Core Contentions and Industry Clashes
Several contentious issues continue to impede the bill's progress. Key among these are the oversight of decentralized finance (DeFi), the regulation of stablecoin rewards, and ethics concerns tied to presidential family crypto interests. Traditional financial powerhouses like Citadel Securities are actively advocating for robust DeFi regulation amidst the burgeoning tokenization trend, while the crypto industry seeks exemptions for DeFi platforms. Similarly, stablecoin interest loopholes have drawn fierce opposition from the banking lobby, which is vigorously pushing to block them through the market structure bill. This sets the stage for a substantial financial battle, with the banking lobby reportedly planning to spend over $100 million to elect pro-bank candidates, directly challenging the influence of crypto donations ahead of the 2026 midterms.

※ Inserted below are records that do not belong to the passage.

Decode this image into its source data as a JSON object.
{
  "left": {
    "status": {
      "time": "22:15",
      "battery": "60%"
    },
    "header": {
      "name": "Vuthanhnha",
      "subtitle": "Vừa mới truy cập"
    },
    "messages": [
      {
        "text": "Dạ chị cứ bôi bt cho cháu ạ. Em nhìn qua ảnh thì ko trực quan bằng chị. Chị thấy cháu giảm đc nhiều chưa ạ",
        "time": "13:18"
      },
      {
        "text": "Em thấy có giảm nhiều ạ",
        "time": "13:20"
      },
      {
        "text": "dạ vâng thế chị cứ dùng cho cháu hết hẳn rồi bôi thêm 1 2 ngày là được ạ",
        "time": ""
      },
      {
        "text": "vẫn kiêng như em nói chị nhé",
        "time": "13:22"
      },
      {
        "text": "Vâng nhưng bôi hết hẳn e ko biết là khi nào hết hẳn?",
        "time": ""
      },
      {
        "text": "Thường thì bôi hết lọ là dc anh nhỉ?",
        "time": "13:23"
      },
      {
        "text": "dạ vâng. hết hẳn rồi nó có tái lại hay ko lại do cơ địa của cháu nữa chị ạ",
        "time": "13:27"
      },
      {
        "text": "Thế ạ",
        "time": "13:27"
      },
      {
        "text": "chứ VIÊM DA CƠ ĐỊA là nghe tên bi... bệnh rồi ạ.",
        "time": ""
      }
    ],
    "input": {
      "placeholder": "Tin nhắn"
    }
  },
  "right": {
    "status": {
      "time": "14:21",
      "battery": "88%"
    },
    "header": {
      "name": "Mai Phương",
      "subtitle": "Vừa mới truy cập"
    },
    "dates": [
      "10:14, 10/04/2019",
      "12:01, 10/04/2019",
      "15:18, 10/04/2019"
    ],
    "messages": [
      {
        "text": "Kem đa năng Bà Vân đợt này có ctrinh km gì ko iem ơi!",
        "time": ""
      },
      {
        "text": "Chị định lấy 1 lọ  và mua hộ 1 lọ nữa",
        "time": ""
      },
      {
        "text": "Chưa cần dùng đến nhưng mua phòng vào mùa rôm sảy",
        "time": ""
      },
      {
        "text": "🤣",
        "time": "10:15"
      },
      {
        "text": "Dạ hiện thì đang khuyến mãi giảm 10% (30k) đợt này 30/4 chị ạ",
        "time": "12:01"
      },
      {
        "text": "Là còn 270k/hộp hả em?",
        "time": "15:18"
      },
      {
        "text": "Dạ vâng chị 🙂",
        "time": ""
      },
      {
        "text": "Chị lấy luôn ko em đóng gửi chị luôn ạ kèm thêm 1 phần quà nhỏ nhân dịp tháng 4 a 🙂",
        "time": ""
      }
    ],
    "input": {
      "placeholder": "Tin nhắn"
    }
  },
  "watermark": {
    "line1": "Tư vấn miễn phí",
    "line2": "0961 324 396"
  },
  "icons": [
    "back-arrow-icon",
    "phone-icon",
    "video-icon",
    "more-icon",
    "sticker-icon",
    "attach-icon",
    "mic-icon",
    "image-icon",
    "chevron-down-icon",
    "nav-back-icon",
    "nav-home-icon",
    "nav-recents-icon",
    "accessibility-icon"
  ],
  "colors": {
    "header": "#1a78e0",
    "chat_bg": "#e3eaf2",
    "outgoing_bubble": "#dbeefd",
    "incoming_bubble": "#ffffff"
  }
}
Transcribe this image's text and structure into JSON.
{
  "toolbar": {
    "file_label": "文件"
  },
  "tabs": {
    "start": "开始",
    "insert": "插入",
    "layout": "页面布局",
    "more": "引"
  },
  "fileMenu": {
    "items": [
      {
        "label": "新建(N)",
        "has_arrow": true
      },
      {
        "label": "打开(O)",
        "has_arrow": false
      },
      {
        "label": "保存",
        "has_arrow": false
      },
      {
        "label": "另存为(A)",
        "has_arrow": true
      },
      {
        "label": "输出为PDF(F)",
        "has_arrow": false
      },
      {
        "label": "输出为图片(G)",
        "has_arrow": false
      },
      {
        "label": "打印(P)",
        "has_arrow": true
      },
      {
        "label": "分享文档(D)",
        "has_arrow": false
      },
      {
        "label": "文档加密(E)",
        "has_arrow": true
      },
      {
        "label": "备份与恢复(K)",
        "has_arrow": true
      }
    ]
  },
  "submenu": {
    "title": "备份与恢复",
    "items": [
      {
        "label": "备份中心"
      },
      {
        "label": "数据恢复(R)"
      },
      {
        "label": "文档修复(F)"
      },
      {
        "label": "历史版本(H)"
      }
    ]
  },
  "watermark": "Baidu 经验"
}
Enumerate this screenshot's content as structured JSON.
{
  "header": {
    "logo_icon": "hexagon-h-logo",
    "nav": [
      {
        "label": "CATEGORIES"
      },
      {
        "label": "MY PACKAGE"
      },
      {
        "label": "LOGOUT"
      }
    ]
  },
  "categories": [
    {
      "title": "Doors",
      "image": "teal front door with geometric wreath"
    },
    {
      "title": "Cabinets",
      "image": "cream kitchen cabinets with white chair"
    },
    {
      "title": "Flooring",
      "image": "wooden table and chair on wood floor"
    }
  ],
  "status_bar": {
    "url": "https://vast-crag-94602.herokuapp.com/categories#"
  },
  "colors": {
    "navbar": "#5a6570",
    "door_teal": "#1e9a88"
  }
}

The Road Ahead: Legislative Prospects
The legislative path involves two main versions: the CLARITY Act, advanced from the House, and the Senate’s draft, known as the Responsible Financial Innovation Act (RFIA). The RFIA is currently awaiting markup before advancing to a Senate floor vote, after which it would need House approval prior to a presidential signature. Despite the formidable political hurdles and the anticipated "messy fight" between traditional finance and crypto interests leading up to the 2026 elections, predictions indicate a 77% chance of the bill becoming law before 2027. This suggests a determined effort to push through this landmark legislation, even amidst profound partisan and industry divisions.